Consult your oncologist
Sentinel lymph node & Lymphatic mapping
Lymph nodes are tiny bean-shaped organs that help fight infections. Melanoma can develop deep in the inner layers of the skin and spread to the lymph nodes and other parts of the body.
The sentinel lymph node biopsy – also called SLNB (Sentinel Lymph Node Biopsy), is a surgical procedure that helps the doctor understand if cancer has spread to lymph nodes. When cancer spreads to the area where it started in the lymph nodes, it travels through the lymphatic system. A lymph node guard is the first lymph node in which the lymphatic system is channeled. Because melanoma can start anywhere on the skin, the position of the sentinel lymph node will be different in each patient, depending on the position of the body where cancer started.
To find the lymph node sentinel, a dye and a harmless radioactive substance are injected as closely as possible where the melanoma started. The substance tracer then reaches the sentinel lymph node, making it visible. The doctor then removes 1 or more of these lymph nodes to check if the pathologist has melanoma cells, leaving behind most of the other lymph nodes in that area. The pathologist analyzes the lymph nodes, examines them under a microscope, and then provides a report called a histological examination.
If no melanoma cells are found in the sentinel lymph node, further surgical removal of the lymph nodes is not required.

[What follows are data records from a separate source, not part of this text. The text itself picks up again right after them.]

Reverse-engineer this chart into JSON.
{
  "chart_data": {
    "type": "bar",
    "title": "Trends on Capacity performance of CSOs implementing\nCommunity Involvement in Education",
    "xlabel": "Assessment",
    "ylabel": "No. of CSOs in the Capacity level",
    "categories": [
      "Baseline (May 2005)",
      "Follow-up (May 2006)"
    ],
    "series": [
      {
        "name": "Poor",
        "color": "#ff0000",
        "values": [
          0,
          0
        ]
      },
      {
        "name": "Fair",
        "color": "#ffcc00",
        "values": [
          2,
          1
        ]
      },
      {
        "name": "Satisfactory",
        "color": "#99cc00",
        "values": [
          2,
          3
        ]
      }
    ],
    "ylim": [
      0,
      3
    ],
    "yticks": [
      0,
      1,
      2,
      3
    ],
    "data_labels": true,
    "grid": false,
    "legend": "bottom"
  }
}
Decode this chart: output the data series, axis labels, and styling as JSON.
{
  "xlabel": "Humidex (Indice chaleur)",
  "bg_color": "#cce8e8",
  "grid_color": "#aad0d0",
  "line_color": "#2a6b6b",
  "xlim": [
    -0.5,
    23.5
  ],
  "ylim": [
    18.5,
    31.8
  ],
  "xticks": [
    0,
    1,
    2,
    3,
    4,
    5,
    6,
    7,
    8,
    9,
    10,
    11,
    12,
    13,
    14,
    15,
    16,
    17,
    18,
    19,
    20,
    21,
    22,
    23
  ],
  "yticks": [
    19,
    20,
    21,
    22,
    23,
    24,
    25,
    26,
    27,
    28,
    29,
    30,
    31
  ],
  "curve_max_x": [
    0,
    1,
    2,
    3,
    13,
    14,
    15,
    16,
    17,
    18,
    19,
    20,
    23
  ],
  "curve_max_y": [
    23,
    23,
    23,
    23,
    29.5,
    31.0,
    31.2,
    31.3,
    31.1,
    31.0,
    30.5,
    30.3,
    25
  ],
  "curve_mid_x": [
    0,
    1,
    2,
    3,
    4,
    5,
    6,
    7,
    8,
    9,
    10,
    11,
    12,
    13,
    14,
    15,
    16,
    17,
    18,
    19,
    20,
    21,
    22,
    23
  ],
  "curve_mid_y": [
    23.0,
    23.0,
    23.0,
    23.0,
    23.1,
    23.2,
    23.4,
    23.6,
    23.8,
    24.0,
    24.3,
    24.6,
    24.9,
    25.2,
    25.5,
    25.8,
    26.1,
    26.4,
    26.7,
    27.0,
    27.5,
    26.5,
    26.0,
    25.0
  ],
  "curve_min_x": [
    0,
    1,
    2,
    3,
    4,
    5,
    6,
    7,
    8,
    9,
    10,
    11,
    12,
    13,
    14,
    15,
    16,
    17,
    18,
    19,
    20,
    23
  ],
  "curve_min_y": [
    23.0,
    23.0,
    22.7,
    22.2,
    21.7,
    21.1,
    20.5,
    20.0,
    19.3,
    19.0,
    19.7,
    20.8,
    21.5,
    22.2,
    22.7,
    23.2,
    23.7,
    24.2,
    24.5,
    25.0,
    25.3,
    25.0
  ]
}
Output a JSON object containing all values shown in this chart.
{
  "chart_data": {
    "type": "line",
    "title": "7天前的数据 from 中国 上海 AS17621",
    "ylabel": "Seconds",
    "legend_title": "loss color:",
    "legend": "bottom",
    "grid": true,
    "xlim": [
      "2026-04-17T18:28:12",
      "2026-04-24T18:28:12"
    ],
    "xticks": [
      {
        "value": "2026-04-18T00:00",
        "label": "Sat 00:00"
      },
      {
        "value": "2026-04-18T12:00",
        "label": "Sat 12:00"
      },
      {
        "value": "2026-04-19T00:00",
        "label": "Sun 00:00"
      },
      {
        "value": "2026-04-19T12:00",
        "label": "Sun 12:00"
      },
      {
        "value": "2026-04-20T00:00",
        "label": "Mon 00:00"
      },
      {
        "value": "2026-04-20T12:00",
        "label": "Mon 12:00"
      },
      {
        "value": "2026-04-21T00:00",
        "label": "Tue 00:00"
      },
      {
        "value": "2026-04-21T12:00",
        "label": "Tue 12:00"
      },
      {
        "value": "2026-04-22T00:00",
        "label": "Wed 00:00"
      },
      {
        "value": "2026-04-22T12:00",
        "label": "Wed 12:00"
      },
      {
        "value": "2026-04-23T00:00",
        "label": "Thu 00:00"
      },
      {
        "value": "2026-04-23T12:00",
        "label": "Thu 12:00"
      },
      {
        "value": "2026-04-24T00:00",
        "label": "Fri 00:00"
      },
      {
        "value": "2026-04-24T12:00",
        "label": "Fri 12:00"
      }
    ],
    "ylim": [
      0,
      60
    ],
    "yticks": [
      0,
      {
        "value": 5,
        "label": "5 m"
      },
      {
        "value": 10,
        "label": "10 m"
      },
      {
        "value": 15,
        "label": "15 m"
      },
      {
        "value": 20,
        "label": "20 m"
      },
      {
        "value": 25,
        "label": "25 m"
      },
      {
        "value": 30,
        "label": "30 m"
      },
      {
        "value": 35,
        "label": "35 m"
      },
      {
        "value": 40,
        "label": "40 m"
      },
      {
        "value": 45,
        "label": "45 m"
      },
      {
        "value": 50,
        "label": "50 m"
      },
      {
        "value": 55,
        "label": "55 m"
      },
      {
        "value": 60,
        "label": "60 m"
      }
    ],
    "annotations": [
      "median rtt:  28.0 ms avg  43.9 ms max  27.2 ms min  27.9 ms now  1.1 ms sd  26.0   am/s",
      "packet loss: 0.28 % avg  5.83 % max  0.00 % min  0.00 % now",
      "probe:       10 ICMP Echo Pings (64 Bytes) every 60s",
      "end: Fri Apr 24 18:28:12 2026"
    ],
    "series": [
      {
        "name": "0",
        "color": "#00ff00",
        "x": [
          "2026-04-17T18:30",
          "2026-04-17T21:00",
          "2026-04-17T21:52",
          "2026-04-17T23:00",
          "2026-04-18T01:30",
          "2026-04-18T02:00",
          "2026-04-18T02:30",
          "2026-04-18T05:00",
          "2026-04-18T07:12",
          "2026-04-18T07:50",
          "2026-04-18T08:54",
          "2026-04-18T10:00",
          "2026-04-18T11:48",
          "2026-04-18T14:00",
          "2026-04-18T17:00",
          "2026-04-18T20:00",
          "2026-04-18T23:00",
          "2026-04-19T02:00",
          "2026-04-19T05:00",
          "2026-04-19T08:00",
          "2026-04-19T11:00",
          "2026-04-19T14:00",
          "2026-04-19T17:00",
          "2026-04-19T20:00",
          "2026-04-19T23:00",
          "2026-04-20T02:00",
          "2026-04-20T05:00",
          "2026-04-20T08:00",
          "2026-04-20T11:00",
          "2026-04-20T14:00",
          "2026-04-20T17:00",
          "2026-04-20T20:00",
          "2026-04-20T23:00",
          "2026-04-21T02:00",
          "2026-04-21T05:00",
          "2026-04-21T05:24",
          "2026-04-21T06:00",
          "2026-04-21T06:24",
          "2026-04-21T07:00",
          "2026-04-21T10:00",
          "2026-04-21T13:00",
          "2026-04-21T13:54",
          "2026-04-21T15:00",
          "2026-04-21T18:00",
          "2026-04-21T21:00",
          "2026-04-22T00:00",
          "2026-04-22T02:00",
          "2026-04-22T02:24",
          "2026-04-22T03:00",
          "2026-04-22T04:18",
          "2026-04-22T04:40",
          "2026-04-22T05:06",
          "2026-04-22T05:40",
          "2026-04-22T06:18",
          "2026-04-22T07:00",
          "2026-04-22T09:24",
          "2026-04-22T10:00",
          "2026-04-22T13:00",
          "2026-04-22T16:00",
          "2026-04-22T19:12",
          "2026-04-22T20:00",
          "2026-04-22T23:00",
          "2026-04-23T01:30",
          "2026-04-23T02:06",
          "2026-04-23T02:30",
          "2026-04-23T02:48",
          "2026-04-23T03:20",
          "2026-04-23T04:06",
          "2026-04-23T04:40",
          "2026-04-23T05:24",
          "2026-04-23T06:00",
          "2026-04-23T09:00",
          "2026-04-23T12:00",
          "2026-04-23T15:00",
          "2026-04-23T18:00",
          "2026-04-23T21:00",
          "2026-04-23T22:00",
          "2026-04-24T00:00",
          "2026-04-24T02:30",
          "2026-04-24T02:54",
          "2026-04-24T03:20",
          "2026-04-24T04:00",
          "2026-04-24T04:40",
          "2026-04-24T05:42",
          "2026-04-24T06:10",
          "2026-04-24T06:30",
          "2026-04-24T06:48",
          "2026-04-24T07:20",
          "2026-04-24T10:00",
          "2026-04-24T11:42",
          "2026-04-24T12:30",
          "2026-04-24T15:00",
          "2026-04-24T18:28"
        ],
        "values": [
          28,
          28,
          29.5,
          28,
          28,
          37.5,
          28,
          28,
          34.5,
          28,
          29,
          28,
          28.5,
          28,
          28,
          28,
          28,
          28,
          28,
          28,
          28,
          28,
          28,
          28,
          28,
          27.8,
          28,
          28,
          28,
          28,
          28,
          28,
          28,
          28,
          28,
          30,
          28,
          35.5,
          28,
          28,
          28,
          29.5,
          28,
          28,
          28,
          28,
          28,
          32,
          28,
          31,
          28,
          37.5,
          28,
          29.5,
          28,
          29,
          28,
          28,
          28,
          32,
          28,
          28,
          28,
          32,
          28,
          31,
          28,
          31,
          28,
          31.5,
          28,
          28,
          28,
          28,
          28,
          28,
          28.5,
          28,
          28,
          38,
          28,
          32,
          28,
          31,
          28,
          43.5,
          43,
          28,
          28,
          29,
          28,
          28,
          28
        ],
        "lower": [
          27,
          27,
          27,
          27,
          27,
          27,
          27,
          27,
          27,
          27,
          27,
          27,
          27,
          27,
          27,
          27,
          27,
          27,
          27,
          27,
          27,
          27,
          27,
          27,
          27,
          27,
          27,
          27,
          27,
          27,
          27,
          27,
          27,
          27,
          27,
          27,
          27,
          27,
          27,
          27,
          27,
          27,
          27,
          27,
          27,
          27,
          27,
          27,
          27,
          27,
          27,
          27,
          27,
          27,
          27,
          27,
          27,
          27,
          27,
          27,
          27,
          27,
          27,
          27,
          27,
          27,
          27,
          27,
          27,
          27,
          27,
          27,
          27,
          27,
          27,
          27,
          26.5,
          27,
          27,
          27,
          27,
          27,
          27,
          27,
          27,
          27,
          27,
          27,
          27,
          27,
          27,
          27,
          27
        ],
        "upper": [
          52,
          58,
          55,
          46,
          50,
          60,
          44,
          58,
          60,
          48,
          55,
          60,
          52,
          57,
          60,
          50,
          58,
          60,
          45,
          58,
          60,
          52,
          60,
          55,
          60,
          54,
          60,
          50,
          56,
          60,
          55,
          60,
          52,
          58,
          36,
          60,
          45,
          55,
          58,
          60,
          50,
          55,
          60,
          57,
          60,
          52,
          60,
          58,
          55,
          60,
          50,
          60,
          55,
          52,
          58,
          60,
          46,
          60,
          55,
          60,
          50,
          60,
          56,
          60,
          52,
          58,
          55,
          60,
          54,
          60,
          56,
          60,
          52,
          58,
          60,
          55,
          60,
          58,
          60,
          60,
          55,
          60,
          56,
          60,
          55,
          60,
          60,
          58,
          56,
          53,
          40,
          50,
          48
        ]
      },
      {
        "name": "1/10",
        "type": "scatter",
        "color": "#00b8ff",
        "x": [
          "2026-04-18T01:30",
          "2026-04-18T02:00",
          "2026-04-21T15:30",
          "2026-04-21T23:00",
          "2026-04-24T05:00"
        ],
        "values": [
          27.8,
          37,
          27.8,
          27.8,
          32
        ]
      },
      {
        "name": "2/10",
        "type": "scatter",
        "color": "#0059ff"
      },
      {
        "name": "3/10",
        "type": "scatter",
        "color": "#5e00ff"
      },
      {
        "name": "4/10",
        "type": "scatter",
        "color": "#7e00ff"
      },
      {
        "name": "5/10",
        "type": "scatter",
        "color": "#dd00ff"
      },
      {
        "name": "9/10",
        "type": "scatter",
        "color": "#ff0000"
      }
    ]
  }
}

If the sentinel lymph node contains melanoma, this is called a positive lymph node guard and this means that the disease has spread and it may be recommended to remove more lymph nodes, called lymph node dissection.
Lymph node guard biopsy is usually recommended for people with melanoma greater than 1.0 mm thick or ulcerated (see Diagnosis).
Your doctor will discuss whether this approach is recommended based on this and other features of the primary melanoma and combined with other factors.
Frequently Asked Questions (FAQ)
Finding a mutation in the BRAF gene is an indication for targeted therapy (BRAF inhibitors).
Similarly, if no mutation is found in the BRAF gene, finding a mutation in the KIT gene is an indication for targeted therapy (KIT inhibitors).
Finding a mutation in the NRAS gene is an indication for targeted therapy (MEK inhibitors)
Finding mutations in genes NTRK1, NTRK2, NTRK3, ALK, ROS1 is an indication for targeted therapy response with the corresponding inhibitors (eg TRK inhibitors).
The test is performed on the biopsy material or surgical specimen (paraffin block) on which your histological examination was conducted.